Many liberals believe that government policies have little impact on the economy. A number have expressed that view to me privately. They think that the private sector will produce wealth regardless of what happens in Washington, and the only question is how to split it up. I think that is what President Obama and his advisers believed when he took office. The country was in economic turmoil from which it inevitably would recover, as it always does. When it did, Obama would get the credit.
In the meantime, the administration’s mantra was “never let a crisis go to waste.” Obama saw economic decline as an opportunity to pave the way for socialized medicine, to enact a near-trillion-dollar payoff to public sector unions in the guise of “stimulus,” and to extend the government’s control over various sectors of industry.

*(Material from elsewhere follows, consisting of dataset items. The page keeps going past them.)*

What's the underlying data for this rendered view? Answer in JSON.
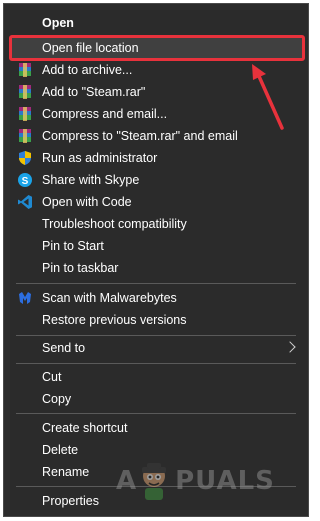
{
  "menu": {
    "items": [
      {
        "label": "Open",
        "bold": true
      },
      {
        "label": "Open file location"
      },
      {
        "label": "Add to archive...",
        "icon": "winrar-icon"
      },
      {
        "label": "Add to \"Steam.rar\"",
        "icon": "winrar-icon"
      },
      {
        "label": "Compress and email...",
        "icon": "winrar-icon"
      },
      {
        "label": "Compress to \"Steam.rar\" and email",
        "icon": "winrar-icon"
      },
      {
        "label": "Run as administrator",
        "icon": "uac-shield-icon"
      },
      {
        "label": "Share with Skype",
        "icon": "skype-icon"
      },
      {
        "label": "Open with Code",
        "icon": "vscode-icon"
      },
      {
        "label": "Troubleshoot compatibility"
      },
      {
        "label": "Pin to Start"
      },
      {
        "label": "Pin to taskbar"
      },
      {
        "label": "Scan with Malwarebytes",
        "icon": "malwarebytes-icon"
      },
      {
        "label": "Restore previous versions"
      },
      {
        "label": "Send to",
        "submenu": true
      },
      {
        "label": "Cut"
      },
      {
        "label": "Copy"
      },
      {
        "label": "Create shortcut"
      },
      {
        "label": "Delete"
      },
      {
        "label": "Rename"
      },
      {
        "label": "Properties"
      }
    ]
  },
  "highlight": {
    "target": "Open file location",
    "color": "#e8323c"
  },
  "watermark": {
    "left": "A",
    "right": "PUALS"
  }
}
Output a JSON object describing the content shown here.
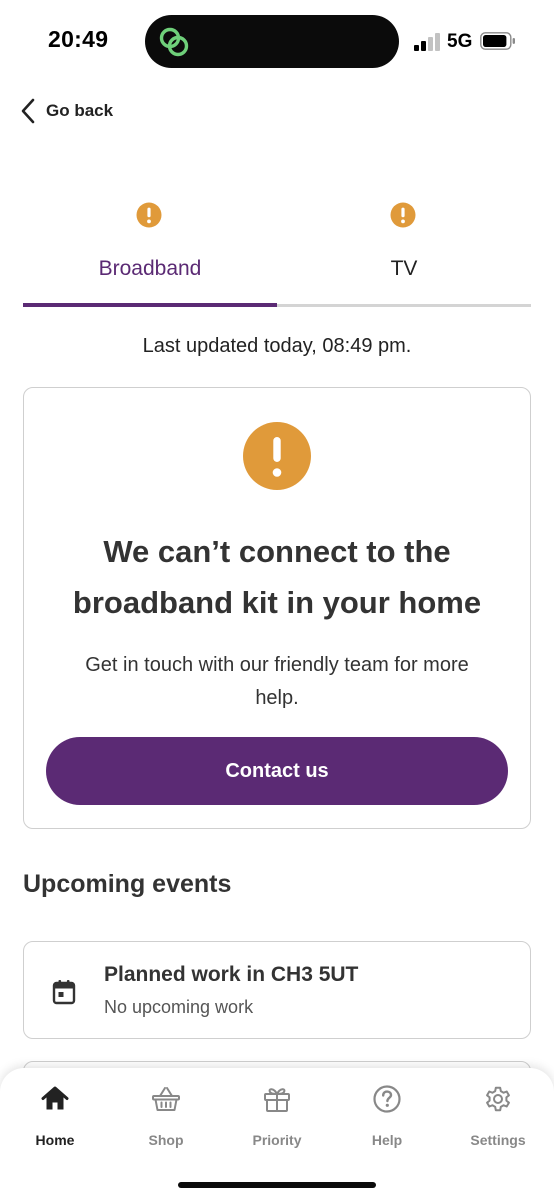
{
  "status_bar": {
    "time": "20:49",
    "network": "5G",
    "signal_bars_active": 2,
    "signal_bars_total": 4,
    "battery_level": 0.9,
    "island_icon": "linked-rings-icon"
  },
  "header": {
    "back_label": "Go back",
    "back_icon": "chevron-left-icon"
  },
  "tabs": [
    {
      "label": "Broadband",
      "selected": true,
      "status_icon": "alert-icon"
    },
    {
      "label": "TV",
      "selected": false,
      "status_icon": "alert-icon"
    }
  ],
  "last_updated": "Last updated today, 08:49 pm.",
  "alert_card": {
    "icon": "exclamation-circle-icon",
    "title_line1": "We can’t connect to the",
    "title_line2": "broadband kit in your home",
    "body_line1": "Get in touch with our friendly team for more",
    "body_line2": "help.",
    "button_label": "Contact us"
  },
  "upcoming": {
    "section_title": "Upcoming events",
    "events": [
      {
        "icon": "calendar-icon",
        "title": "Planned work in CH3 5UT",
        "subtitle": "No upcoming work"
      }
    ]
  },
  "bottom_nav": [
    {
      "label": "Home",
      "icon": "home-icon",
      "active": true
    },
    {
      "label": "Shop",
      "icon": "basket-icon",
      "active": false
    },
    {
      "label": "Priority",
      "icon": "gift-icon",
      "active": false
    },
    {
      "label": "Help",
      "icon": "help-circle-icon",
      "active": false
    },
    {
      "label": "Settings",
      "icon": "gear-icon",
      "active": false
    }
  ],
  "colors": {
    "brand": "#5b2a74",
    "warning": "#e09a3a",
    "text": "#333333",
    "border": "#cfcfcf"
  }
}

I think Obama and his advisers were genuinely surprised, not that their policies didn’t bring about economic recovery–they couldn’t have expected that–but that recovery didn’t happen of its own accord. That is why they are so nonplussed today. They never actually believed that Obamacare, bailouts, “stimulus” and so on would help the economy, so they know the answer now is not more of the same.
There are, of course, many things the federal government could do that would help the economy, like lightening the regulatory burden and cutting spending. But to acknowledge that would be a repudiation of liberalism, so the administration comes up with a laughable “Department of Jobs” proposal instead. Mostly, at this point, the administration is just hoping for the best.